Um es ganz allgemein auszudrücken: mit politischer Bildung einen Beitrag zur Stärkung der Demokratie zu leisten. Das ist ein sehr allgemeines Ziel, das wir natürlich herunterbrechen müssen, um konkret in der Tagesarbeit damit etwas anfangen zu können. Unsere Zielgruppe sind zumeist junge Ägypterinnen und Ägypter, die ein offenes Ohr für das Freiheitsthema haben. Der Liberalismus wird in diesem Teil der Welt – nicht zuletzt als Ergebnis von systematischen Kampagnen – falsch verstanden. In unseren Seminaren diskutieren wir mit unseren Partnern, ob und wie liberale Lösungen geeignet sind, die gewaltigen Probleme Ägyptens in den Griff zu bekommen.

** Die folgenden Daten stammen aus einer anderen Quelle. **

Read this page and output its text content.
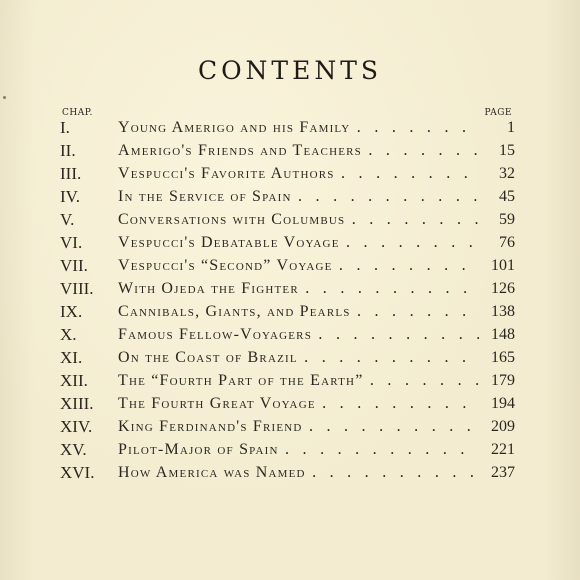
CONTENTS
CHAP.	PAGE
I.	Young Amerigo and his Family . . .	1
II.	Amerigo's Friends and Teachers . . .	15
III. Vespucci's Favorite Authors . . .	32
IV. In the Service of Spain . . .	45
V.	Conversations with Columbus . . .	59
VI. Vespucci's Debatable Voyage . . .	76
VII. Vespucci's “Second” Voyage . . .	101
VIII. With Ojeda the Fighter . . .	126
IX. Cannibals, Giants, and Pearls . . .	138
X.	Famous Fellow-Voyagers . . .	148
XI. On the Coast of Brazil . . .	165
XII. The “Fourth Part of the Earth” . . .	179
XIII. The Fourth Great Voyage . . .	194
XIV. King Ferdinand's Friend . . .	209
XV. Pilot-Major of Spain . . .	221
XVI. How America was Named . . .	237
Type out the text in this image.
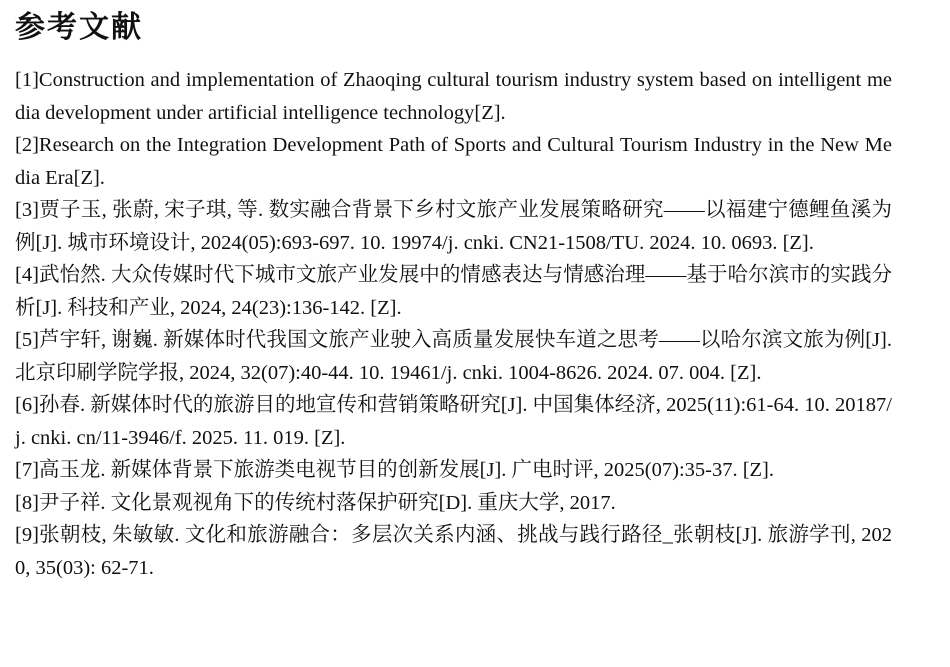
参考文献

[1]Construction and implementation of Zhaoqing cultural tourism industry system based on intelligent media development under artificial intelligence technology[Z].

[2]Research on the Integration Development Path of Sports and Cultural Tourism Industry in the New Media Era[Z].

[3]贾子玉, 张蔚, 宋子琪, 等. 数实融合背景下乡村文旅产业发展策略研究——以福建宁德鲤鱼溪为例[J]. 城市环境设计, 2024(05):693-697. 10. 19974/j. cnki. CN21-1508/TU. 2024. 10. 0693. [Z].

[4]武怡然. 大众传媒时代下城市文旅产业发展中的情感表达与情感治理——基于哈尔滨市的实践分析[J]. 科技和产业, 2024, 24(23):136-142. [Z].

[5]芦宇轩, 谢巍. 新媒体时代我国文旅产业驶入高质量发展快车道之思考——以哈尔滨文旅为例[J]. 北京印刷学院学报, 2024, 32(07):40-44. 10. 19461/j. cnki. 1004-8626. 2024. 07. 004. [Z].

[6]孙春. 新媒体时代的旅游目的地宣传和营销策略研究[J]. 中国集体经济, 2025(11):61-64. 10. 20187/j. cnki. cn/11-3946/f. 2025. 11. 019. [Z].

[7]高玉龙. 新媒体背景下旅游类电视节目的创新发展[J]. 广电时评, 2025(07):35-37. [Z].

[8]尹子祥. 文化景观视角下的传统村落保护研究[D]. 重庆大学, 2017.

[9]张朝枝, 朱敏敏. 文化和旅游融合：多层次关系内涵、挑战与践行路径_张朝枝[J]. 旅游学刊, 2020, 35(03): 62-71.
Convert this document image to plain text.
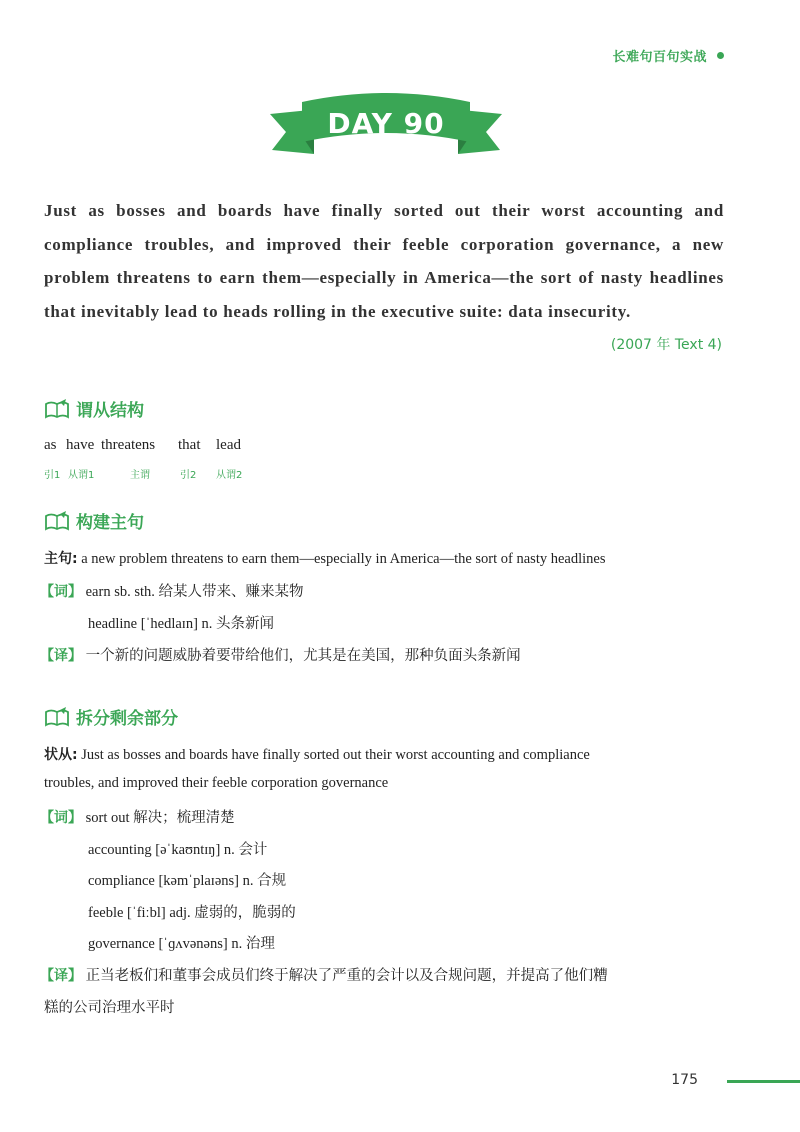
长难句百句实战
DAY 90
Just as bosses and boards have finally sorted out their worst accounting and compliance troubles, and improved their feeble corporation governance, a new problem threatens to earn them—especially in America—the sort of nasty headlines that inevitably lead to heads rolling in the executive suite: data insecurity.
(2007 年 Text 4)
谓从结构
as have threatens that lead
引1 从谓1	主谓	引2 从谓2
构建主句
主句: a new problem threatens to earn them—especially in America—the sort of nasty headlines
【词】 earn sb. sth. 给某人带来、赚来某物
headline [ˈhedlaɪn] n. 头条新闻
【译】 一个新的问题威胁着要带给他们，尤其是在美国，那种负面头条新闻
拆分剩余部分
状从: Just as bosses and boards have finally sorted out their worst accounting and compliance
troubles, and improved their feeble corporation governance
【词】 sort out 解决；梳理清楚
accounting [əˈkaʊntɪŋ] n. 会计
compliance [kəmˈplaɪəns] n. 合规
feeble [ˈfiːbl] adj. 虚弱的，脆弱的
governance [ˈɡʌvənəns] n. 治理
【译】 正当老板们和董事会成员们终于解决了严重的会计以及合规问题，并提高了他们糟
糕的公司治理水平时
175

Dr. Ronald Meinardus ist der Leiter des Regionalbüros Mittelmeerländer der Friedrich Naumann Stiftung für die Freiheit. Vor Antritt dieser Tätigkeit in Kairo im Frühjahr 2007 vertrat Dr. Meinardus die Stiftung in Griechenland, Südkorea und den Philippinen. Nach dem Studium der Politikwissenschaft und der Geschichte an der Universität Hamburg volontierte er bei der Deutschen Welle, wo er unter anderem als Leiter des Griechischen Programms von DW-Radio tätig war.